Investors have ploughed $59.2 billion into European IPOs this year, compared with $62.8 billion (41.3 billion pound) this time last year, Thomson Reuters data shows. But firms hoping to list before 2016 face a tough task to tempt fund managers with new issues that could make or break their annual performance figures.
"It is late cycle, a lot of companies have come to market and a lot of money has been put to work with IPOs. It has moved the pricing power away from vendors to the buyers," said Greg Bennett, head of capital markets EMEA and Americas at Fidelity International.
A number of IPOs that tried to launch in recent weeks, including digital security company Oberthur Technologies, music streaming site Deezer, building materials group Xella and most recently food delivery company HelloFresh, have had to put their plans on hold.
Some of the larger deals such as payments company Worldpay and Poste Italiane have fared well, but others, including autoparts supplier Schaeffler and Bayer subsidiary Covestro had to temper their cash-raising ambitions in order to get their listings over the line.
Asset manager Amundi narrowed the price range of its IPO to the lower end of the band originally set, indicating that most orders came in at the bottom.
Dutch bank ABN Amro, meanwhile, announced on Tuesday an indicative price range for its listing that values the company between 15 billion euros ($16.1 billion) and 18.8 billion euros ($20.2 billion), with the bottom of the range giving the company a valuation below its book value.
"We have had a few poor deals, so there's a degree of deal fatigue," said Barrington Pitt Miller, equity analyst at Janus Capital.
"If a banker is pitching a large deal with follow-on tranches, they have to be willing to price accordingly and with a view to building a strong aftermarket.

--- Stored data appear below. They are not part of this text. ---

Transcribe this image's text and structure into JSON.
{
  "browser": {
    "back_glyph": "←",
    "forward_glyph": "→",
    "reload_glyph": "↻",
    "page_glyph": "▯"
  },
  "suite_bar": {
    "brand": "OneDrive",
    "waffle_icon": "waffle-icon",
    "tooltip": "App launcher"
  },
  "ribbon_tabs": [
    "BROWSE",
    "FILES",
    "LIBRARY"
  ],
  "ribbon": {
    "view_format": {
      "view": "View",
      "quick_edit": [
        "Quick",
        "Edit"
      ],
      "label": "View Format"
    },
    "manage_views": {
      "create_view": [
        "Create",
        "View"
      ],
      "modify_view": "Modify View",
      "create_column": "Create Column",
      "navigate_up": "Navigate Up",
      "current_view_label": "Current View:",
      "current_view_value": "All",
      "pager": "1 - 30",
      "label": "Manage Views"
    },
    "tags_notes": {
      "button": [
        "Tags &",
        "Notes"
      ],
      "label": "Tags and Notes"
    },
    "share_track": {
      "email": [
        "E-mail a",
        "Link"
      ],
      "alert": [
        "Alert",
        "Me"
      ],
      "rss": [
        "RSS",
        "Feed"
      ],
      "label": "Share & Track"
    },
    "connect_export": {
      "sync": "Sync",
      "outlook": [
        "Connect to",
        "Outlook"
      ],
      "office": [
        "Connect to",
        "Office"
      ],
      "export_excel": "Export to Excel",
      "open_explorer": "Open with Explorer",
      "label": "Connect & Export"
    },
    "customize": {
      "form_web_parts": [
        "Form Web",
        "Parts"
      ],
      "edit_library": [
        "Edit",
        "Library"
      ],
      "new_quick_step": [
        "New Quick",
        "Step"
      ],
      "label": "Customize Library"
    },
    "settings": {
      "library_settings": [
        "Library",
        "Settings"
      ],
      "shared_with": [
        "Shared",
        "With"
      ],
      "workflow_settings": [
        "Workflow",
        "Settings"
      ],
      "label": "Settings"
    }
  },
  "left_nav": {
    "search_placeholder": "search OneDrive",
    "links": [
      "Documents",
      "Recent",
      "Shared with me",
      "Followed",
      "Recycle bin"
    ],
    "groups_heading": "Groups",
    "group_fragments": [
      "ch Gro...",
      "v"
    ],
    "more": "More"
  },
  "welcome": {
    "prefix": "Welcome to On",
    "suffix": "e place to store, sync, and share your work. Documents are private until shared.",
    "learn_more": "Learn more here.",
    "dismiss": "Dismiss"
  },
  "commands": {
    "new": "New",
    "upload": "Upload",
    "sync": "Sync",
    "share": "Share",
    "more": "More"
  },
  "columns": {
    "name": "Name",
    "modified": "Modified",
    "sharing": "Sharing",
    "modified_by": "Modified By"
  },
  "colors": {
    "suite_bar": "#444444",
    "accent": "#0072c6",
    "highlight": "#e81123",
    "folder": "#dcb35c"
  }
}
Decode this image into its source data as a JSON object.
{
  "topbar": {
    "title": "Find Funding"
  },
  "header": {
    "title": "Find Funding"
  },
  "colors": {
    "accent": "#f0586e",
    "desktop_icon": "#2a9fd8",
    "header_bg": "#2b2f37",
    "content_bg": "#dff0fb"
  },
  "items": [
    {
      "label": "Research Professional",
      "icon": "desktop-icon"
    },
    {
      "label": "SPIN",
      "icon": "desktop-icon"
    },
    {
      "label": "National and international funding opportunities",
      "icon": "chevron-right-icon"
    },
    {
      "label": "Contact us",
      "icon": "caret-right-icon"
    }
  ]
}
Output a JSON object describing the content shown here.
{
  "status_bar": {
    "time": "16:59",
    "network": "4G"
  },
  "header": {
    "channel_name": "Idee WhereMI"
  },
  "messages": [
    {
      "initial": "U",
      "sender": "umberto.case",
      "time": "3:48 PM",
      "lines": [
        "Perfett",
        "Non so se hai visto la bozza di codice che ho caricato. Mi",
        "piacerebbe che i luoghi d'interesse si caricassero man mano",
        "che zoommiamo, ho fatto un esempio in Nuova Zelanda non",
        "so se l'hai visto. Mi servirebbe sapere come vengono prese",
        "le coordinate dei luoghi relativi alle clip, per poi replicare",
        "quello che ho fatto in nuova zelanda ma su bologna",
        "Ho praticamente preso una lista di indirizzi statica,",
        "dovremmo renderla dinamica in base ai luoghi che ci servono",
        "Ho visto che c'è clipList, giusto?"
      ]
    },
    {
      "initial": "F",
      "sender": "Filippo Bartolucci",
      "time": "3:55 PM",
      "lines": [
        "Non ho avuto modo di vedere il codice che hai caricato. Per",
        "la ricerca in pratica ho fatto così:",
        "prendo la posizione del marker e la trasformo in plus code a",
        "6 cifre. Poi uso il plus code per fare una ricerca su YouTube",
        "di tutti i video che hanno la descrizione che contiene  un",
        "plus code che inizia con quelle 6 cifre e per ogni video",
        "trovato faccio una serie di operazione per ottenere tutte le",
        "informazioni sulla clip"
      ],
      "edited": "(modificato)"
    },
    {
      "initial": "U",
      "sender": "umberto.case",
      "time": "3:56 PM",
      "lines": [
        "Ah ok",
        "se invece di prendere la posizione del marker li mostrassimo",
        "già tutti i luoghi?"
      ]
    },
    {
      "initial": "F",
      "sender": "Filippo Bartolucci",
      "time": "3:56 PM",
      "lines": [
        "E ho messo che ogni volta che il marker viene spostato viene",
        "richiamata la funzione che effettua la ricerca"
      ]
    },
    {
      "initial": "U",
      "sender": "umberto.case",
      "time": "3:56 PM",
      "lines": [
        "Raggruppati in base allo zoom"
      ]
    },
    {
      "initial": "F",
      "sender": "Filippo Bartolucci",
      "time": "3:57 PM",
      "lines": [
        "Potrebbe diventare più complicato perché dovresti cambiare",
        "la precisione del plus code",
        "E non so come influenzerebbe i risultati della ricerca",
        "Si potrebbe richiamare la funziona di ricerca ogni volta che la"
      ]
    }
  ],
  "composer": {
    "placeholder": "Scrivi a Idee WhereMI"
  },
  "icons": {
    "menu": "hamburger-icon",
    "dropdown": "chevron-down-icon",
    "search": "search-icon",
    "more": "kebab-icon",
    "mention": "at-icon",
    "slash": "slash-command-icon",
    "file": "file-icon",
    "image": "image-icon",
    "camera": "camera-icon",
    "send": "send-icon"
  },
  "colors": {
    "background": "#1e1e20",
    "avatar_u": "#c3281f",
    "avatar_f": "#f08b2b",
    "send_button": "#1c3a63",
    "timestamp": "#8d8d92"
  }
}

The problem is, that doesn't always happen," he said.
The volatility that hit global equity markets in late August and late September following fears of a slowdown in China has now subsided but has left scars that continue to impact the equity markets and are making investors more demanding.
"Whilst volatility has reduced, confidence levels aren't sky high and people are still waiting to see what the Fed is going to do around interest rates. There are a lot of things on the horizon that could unsettle investors," said Tom Johnson co-head of EMEA equity capital markets(ECM) at Barclays.
The IPO markets were similarly rocked in September and October last year, as market turbulence spooked investors. But while on that occasion the Eurostoxx 50 lost around 400 points before it rallied, this year the figure was closer to 600.
The investor base has also shrunk as some funds are not looking to invest near the end of the year.
"Hedge fund performance has been mixed over the course of the year and they are often key marginal buyers in IPOs," said Craig Coben, global co-head of ECM at Bank of America Merrill Lynch, who added that it had also been a middling year for many institutional investors.
The gulf between the price investors are demanding and companies are expecting could push the latter to consider alternatives to market listings.
"A lot of IPOs have been completed and gone well, which will encourage issuers for 2016. That said, valuations have been tighter in the second half of the year which could see more vendors revisiting alternatives like a trade sale or a private equity bid," said Johnson.
It is still unclear how the market will react to the listings being prepared for next year, said Bennett at Fidelity, but some of the companies that still plan to list in 2015 will have to either postpone their deals or change their plans.
"I don't think all of them are going to make it over the line," he said.
Vendor's price expectations need to descend to come in line with what investors are willing to pay, said Bennett, but other factors could also help reinvigorate the IPO market.
There are a number of capital raises expected in the coming weeks and months, especially in the financials sector, including that of Credit Suisse and several Greek banks, which will compete with IPOs for the attention of investors.
"These fund raisings are never small so do take liquidity from IPO market," said Bennett. "Once those end it could free up funds for IPOs."